1. Ist Alaska groß genug für beide Egos?
Jetzt ist es nicht mehr lang bis zum Beginn des Gipfels, der seit Tagen die Schlagzeilen (und diesen Newsletter) beherrscht: Donald Trump und Wladimir Putin treffen sich in Anchorage, Alaska. (Sie können die Ereignisse hier am Abend und in der Nacht live verfolgen.)
Der US-Präsident und Russlands Machthaber sind sich auf einem Zweiergipfel schon mal begegnet, 2018 in Helsinki. »Es wurde schlimmer, als selbst Trumps Berater befürchtet hatten«, sagt mein Kollege Christoph Scheuermann, der damals vor Ort war . Vier Dinge hat er gelernt:
Trump sieht Putin als Gleichgesinnten.
Putin weiß, welche Knöpfe er bei Trump drücken muss.
Putin lebt mietfrei in Trumps Kopf.
Trump überschätzt sich und unterschätzt Putin.
»Das Erstaunliche an dem Auftritt waren nicht Putins Scheinheiligkeit und gespielte Unschuld, sondern dass ihm Trump die Rolle des redlichen Vermittlers auch noch abzunehmen schien«, schreibt Christoph.
Lesen Sie hier den ganzen Text: Vier Dinge, die ich beim letzten Trump-Putin-Gipfel gelernt habe
2. Zerfasert
Ein weltweites Abkommen gegen Plastikmüll ist gescheitert. Rund 180 Länder verhandelten in den vergangenen drei Jahren, bei der sechsten Runde in Genf konnten sie sich jetzt aber wieder nicht einigen. »Die Plastiklobby gewinnt, die ganze Welt verliert«, kommentiert meine Kollegin Alina Schadwinkel (hier mehr ).

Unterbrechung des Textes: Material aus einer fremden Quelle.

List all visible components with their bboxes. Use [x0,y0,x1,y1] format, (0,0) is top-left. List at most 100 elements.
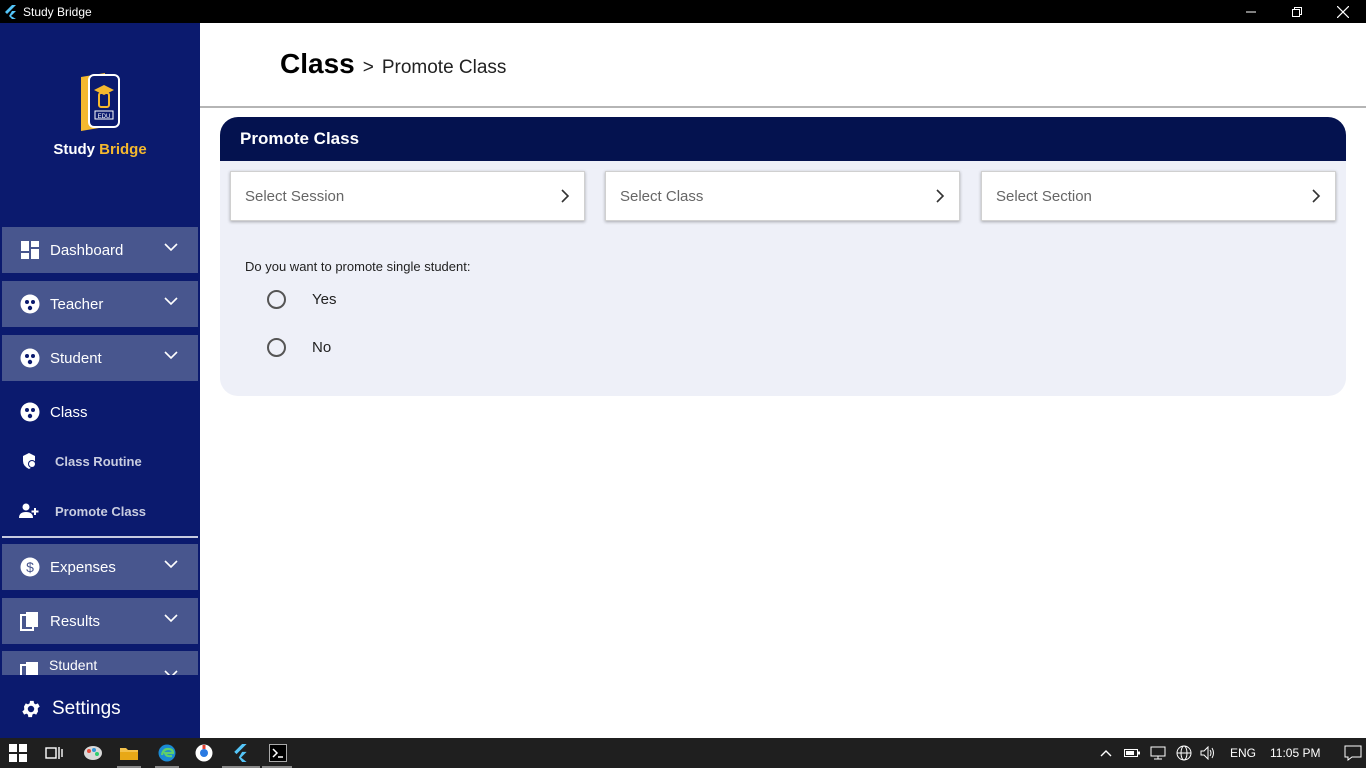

Ein schneller Blick ins Archiv: Das Wort »Plastikmüll« taucht im SPIEGEL zum ersten Mal 1977 auf – in einer Story über ein angebliches Forscherpaar, das einen Konzern und andere Gläubiger um mehr als eine Million Mark prellte. Es hatte behauptet, per »Terrafix-Verfahren« Plastik in zarten Humus umwandeln zu können. Der Konzern, der dafür zahlte, erstattete Betrugsanzeige. (Hier die ganze Geschichte.)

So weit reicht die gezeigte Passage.